Zeke won’t kill us. It might have given me a headache our first night, but so too could the expansive rum-tasting we did at St. James distillerie followed by the bottle of 4€ Bordeaux we bought at FranPrix and glugged on our WIFI-free terrace. Zeke may also have given Tyler the mottled red rash across his upper back, but so too could the heat and humidity—the very things we came here for, along with the mountains and the rum.

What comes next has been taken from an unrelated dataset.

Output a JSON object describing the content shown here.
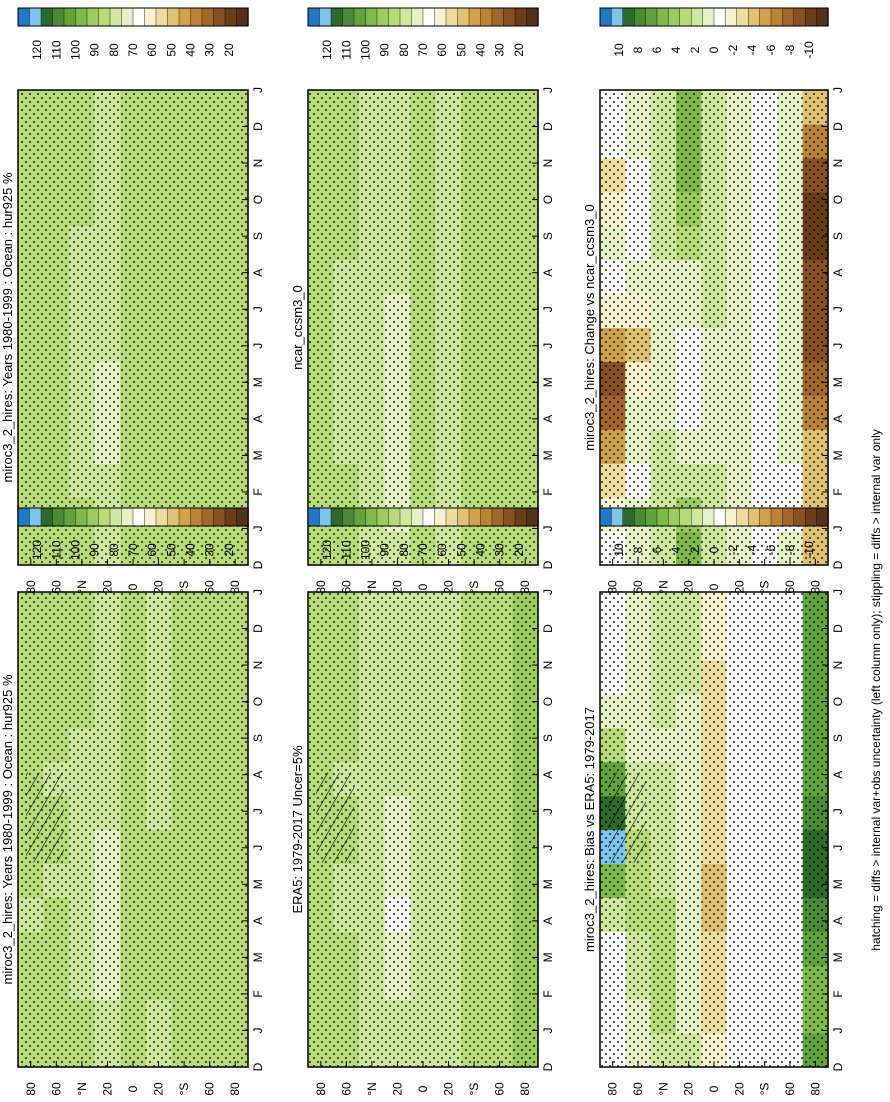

But I can’t help but worry about the expectant mothers I’ve seen on this island, hands on stomachs, wondering if they’re worried about Zika virus—no vaccine, no cure, no certain link between getting infected and having a congenitally malformed baby. That’s scarier than an earthquake. For Tyler and I, childless, losing others has always seemed so much more unbearable than dying ourselves. Friends and family would miss us, presumably, and the spaniel would have to up his charm-game so as to find another loving home. But it’s not really dying I’m worried about—the car crash around the next corner—so much as not getting enough other things done while living. As in, it’s not enough to simply be vacationing in the tropics, I should also be training for a triathlon, writing poetry, and selling a travel article to Runners World. It’s not a fear of death, it’s just a reluctance to debase myself with suboptimal multitasking.
* * * * *
The hike up Mt. Pelée is sublime with nary a whiff of molten lava juddered loose by an earthquake. I make a promise to myself: when we get back on decent WIFI, I will email loved ones to tell them where I am, send postcards, and update my blog. In the meantime here’s a volcano, steep and lush, misty and taxing, my heart thumping lustily at the joy of being healthy, off-line, and on-holiday. On the lee side, moist and muddy, a mosquito lands on my bare arm and swift as a tragedy I smack it dead. “Zeke!” I pronounce jubilantly, flashing a corpse-splattered high-five at Tyler and feeling alive, alive, alive.